I'm playing around with the Parallel.ForEach in a C# console application, but can't seem to get it right. I'm creating an array with random numbers and i have a sequential foreach and a Parallel.ForEach that finds the largest value in the array. With approximately the same code in c++ i started to see a tradeoff to using several threads at 3M values in the array. But the Parallel.ForEach is twice as slow even at 100M values. What am i doing wrong?
class Program
{
static void Main(string[] args)
{
dostuff();
}
static void dostuff() {
Console.WriteLine("How large do you want the array to be?");
int size = int.Parse(Console.ReadLine());
int[] arr = new int[size];
Random rand = new Random();
for (int i = 0; i < size; i++)
{
arr[i] = rand.Next(0, int.MaxValue);
}
var watchSeq = System.Diagnostics.Stopwatch.StartNew();
var largestSeq = FindLargestSequentially(arr);
watchSeq.Stop();
var elapsedSeq = watchSeq.ElapsedMilliseconds;
Console.WriteLine("Finished sequential in: " + elapsedSeq + "ms. Largest = " + largestSeq);
var watchPar = System.Diagnostics.Stopwatch.StartNew();
var largestPar = FindLargestParallel(arr);
watchPar.Stop();
var elapsedPar = watchPar.ElapsedMilliseconds;
Console.WriteLine("Finished parallel in: " + elapsedPar + "ms Largest = " + largestPar);
dostuff();
}
static int FindLargestSequentially(int[] arr) {
int largest = arr[0];
foreach (int i in arr) {
if (largest < i) {
largest = i;
}
}
return largest;
}
static int FindLargestParallel(int[] arr) {
int largest = arr[0];
Parallel.ForEach<int, int>(arr, () => 0, (i, loop, subtotal) =>
{
if (i > subtotal)
subtotal = i;
return subtotal;
},
(finalResult) => {
Console.WriteLine("Thread finished with result: " + finalResult);
if (largest < finalResult) largest = finalResult;
}
);
return largest;
}
}
It's performance ramifications of having a very small delegate body.

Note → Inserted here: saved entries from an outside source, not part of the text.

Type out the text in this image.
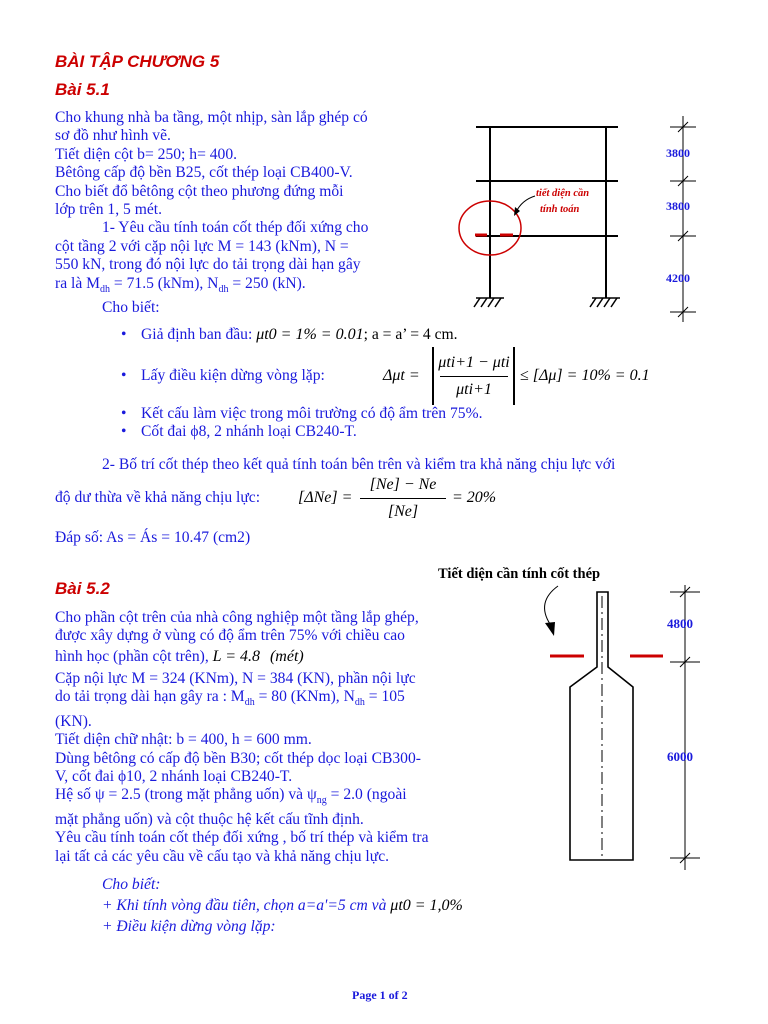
BÀI TẬP CHƯƠNG 5
Bài 5.1
Cho khung nhà ba tầng, một nhịp, sàn lắp ghép có
sơ đồ như hình vẽ.
Tiết diện cột b= 250; h= 400.
Bêtông cấp độ bền B25, cốt thép loại CB400-V.
Cho biết đổ bêtông cột theo phương đứng mỗi
lớp trên 1, 5 mét.
1- Yêu cầu tính toán cốt thép đối xứng cho
cột tầng 2 với cặp nội lực M = 143 (kNm), N =
550 kN, trong đó nội lực do tải trọng dài hạn gây
ra là $M_{dh} = 71.5$ (kNm), $N_{dh} = 250$ (kN).
Cho biết:
• Giả định ban đầu: μt0 = 1% = 0.01; a = a’ = 4 cm.
• Lấy điều kiện dừng vòng lặp:	Δμt =
μti+1 − μti
μti+1
≤ [Δμ] = 10% = 0.1
• Kết cấu làm việc trong môi trường có độ ẩm trên 75%.
• Cốt đai ϕ8, 2 nhánh loại CB240-T.
2- Bố trí cốt thép theo kết quả tính toán bên trên và kiểm tra khả năng chịu lực với
độ dư thừa về khả năng chịu lực: [ΔNe] =
[Ne] − Ne
[Ne]
= 20%
Đáp số: As = Ás = 10.47 (cm2)
tiết diện cần
tính toán
3800
3800
4200
Bài 5.2
Cho phần cột trên của nhà công nghiệp một tầng lắp ghép,
được xây dựng ở vùng có độ ẩm trên 75% với chiều cao
hình học (phần cột trên), L = 4.8 (mét)
Cặp nội lực M = 324 (KNm), N = 384 (KN), phần nội lực
do tải trọng dài hạn gây ra : $M_{dh} = 80$ (KNm), $N_{dh} = 105$
(KN).
Tiết diện chữ nhật: b = 400, h = 600 mm.
Dùng bêtông có cấp độ bền B30; cốt thép dọc loại CB300-
V, cốt đai ϕ10, 2 nhánh loại CB240-T.
Hệ số ψ = 2.5 (trong mặt phẳng uốn) và $\psi_{ng} = 2.0$ (ngoài
mặt phẳng uốn) và cột thuộc hệ kết cấu tĩnh định.
Yêu cầu tính toán cốt thép đối xứng , bố trí thép và kiểm tra
lại tất cả các yêu cầu về cấu tạo và khả năng chịu lực.
Cho biết:
+ Khi tính vòng đầu tiên, chọn a=a'=5 cm và μt0 = 1,0%
+ Điều kiện dừng vòng lặp:
Tiết diện cần tính cốt thép
4800
6000
Page 1 of 2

We can achieve better performance using the partitioning. In this case the body delegate performs work with a high data volume.
static int FindLargestParallelRange(int[] arr)
{
object locker = new object();
int largest = arr[0];
Parallel.ForEach(Partitioner.Create(0, arr.Length), () => arr[0], (range, loop, subtotal) =>
{
for (int i = range.Item1; i < range.Item2; i++)
if (arr[i] > subtotal)
subtotal = arr[i];
return subtotal;
},
(finalResult) =>
{
lock (locker)
if (largest < finalResult)
largest = finalResult;
});
return largest;
}
Pay attention to synchronize the localFinally delegate. Also note the need for proper initialization of the localInit: () => arr[0] instead of () => 0.
Partitioning with PLINQ:
static int FindLargestPlinqRange(int[] arr)
{
return Partitioner.Create(0, arr.Length)
.AsParallel()
.Select(range =>
{
int largest = arr[0];
for (int i = range.Item1; i < range.Item2; i++)
if (arr[i] > largest)
largest = arr[i];
return largest;
})
.Max();
}
I highly recommend free book Patterns of Parallel Programming by Stephen Toub.